Anwohner werden zu Rettern

Rossau OT Seifersbach

Am Dienstagabend kam es in Seifersbach, einem Ortsteil von Rossau zu einem ungewöhnlichen Verkehrsunfall. Gegen 20.20 Uhr verlor der Fahrer eines Kleintransporters auf der Rossauer Straße die Kontrolle über sein Fahrzeug. Der Wagen kam von der Fahrbahn ab und rutschte in den örtlichen Dorfteich, wo er im Wasser zum Stehen kam.

Beherztes Eingreifen der Nachbarschaft

Dass der Unfall glimpflich ausging, ist vor allem dem schnellen Handeln der Anwohner zu verdanken. Diese bemerkten den Vorfall sofort und eilten dem Verunglückten zur Hilfe. Mit einer Leiter gelang es den Ersthelfern, den Mann aus dem im Wasser festsitzenden Transporter zu befreien und sicher ans Ufer zu führen. Nach Angaben der Feuerwehr blieb der Fahrer bei dem Manöver unverletzt und kam mit dem Schrecken davon.

Feuerwehr bereitet aufwendige Bergung vor

Die alarmierten Feuerwehrkräfte trafen wenig später an der Einsatzstelle ein, um das Unfallfahrzeug zu begutachten und die Unfallstelle abzusichern. Ein Schwerpunkt der Arbeit liegt nun auf der Bergung des Transporters aus dem Gewässer. Zudem müssen die Einsatzkräfte prüfen, inwieweit Betriebsstoffe aus dem Wagen in den Teich gelangt sind und ob eine Gefahr für die Umwelt besteht.
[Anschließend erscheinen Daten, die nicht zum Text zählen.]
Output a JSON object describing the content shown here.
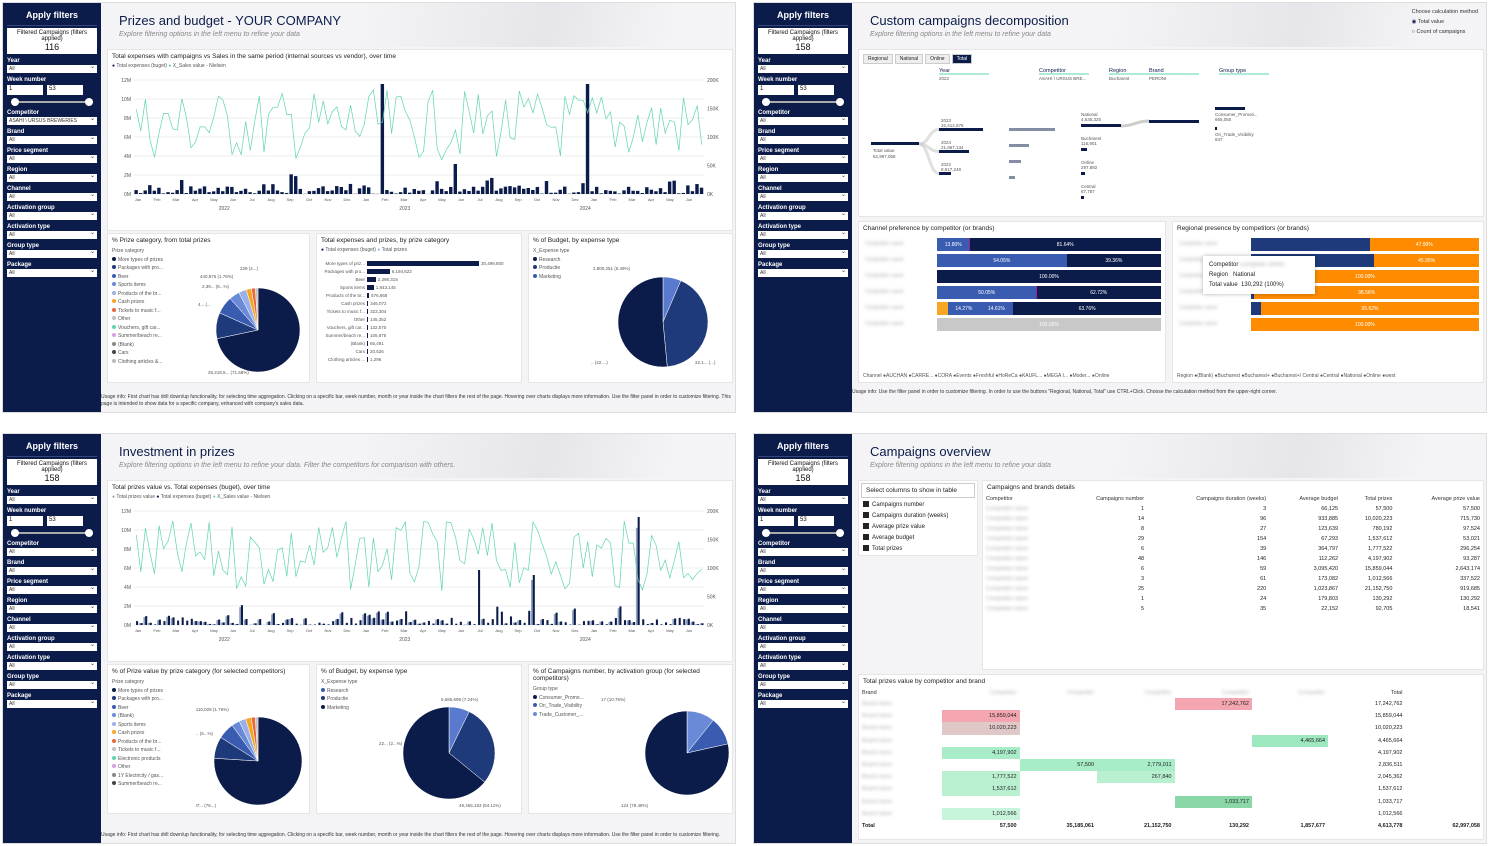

Höhe der Schäden noch unklar

Bisher liegen noch keine gesicherten Informationen zur Höhe des entstandenen Sachschadens oder zum Ausmaß der Umweltbelastung vor. Die Polizei hat die Ermittlungen zur Ursache des Kontrollverlusts aufgenommen, während die Bergungsmaßnahmen vor Ort fortgesetzt werden.

Update der Polizeidirektion Chemnitz, 4.Februar, 13.15 Uhr

Die Rossauer Straße aus Richtung Mittweidaer Straße kommend in Richtung

S 201 befuhr am gestrigen Dienstagabend ein Renault-Kleintransporter, dessen Fahrer 21 Jahre ist. Auf winterglatter Fahrbahn kam der Renault dabei nach rechts von der Fahrbahn ab, beschädigte ein Verkehrsschild und fuhr in einen Löschteich. Der 21-jährige Fahrer blieb augenscheinlich unverletzt. Zum Zwecke der Bergungsarbeiten war der Bereich der Unfallstelle bis gegen 23.30 Uhr voll gesperrt. Am Fahrzeug (Totalschaden) und dem Schild entstand ein Gesamtschaden von etwas mehr als 20.000 Euro.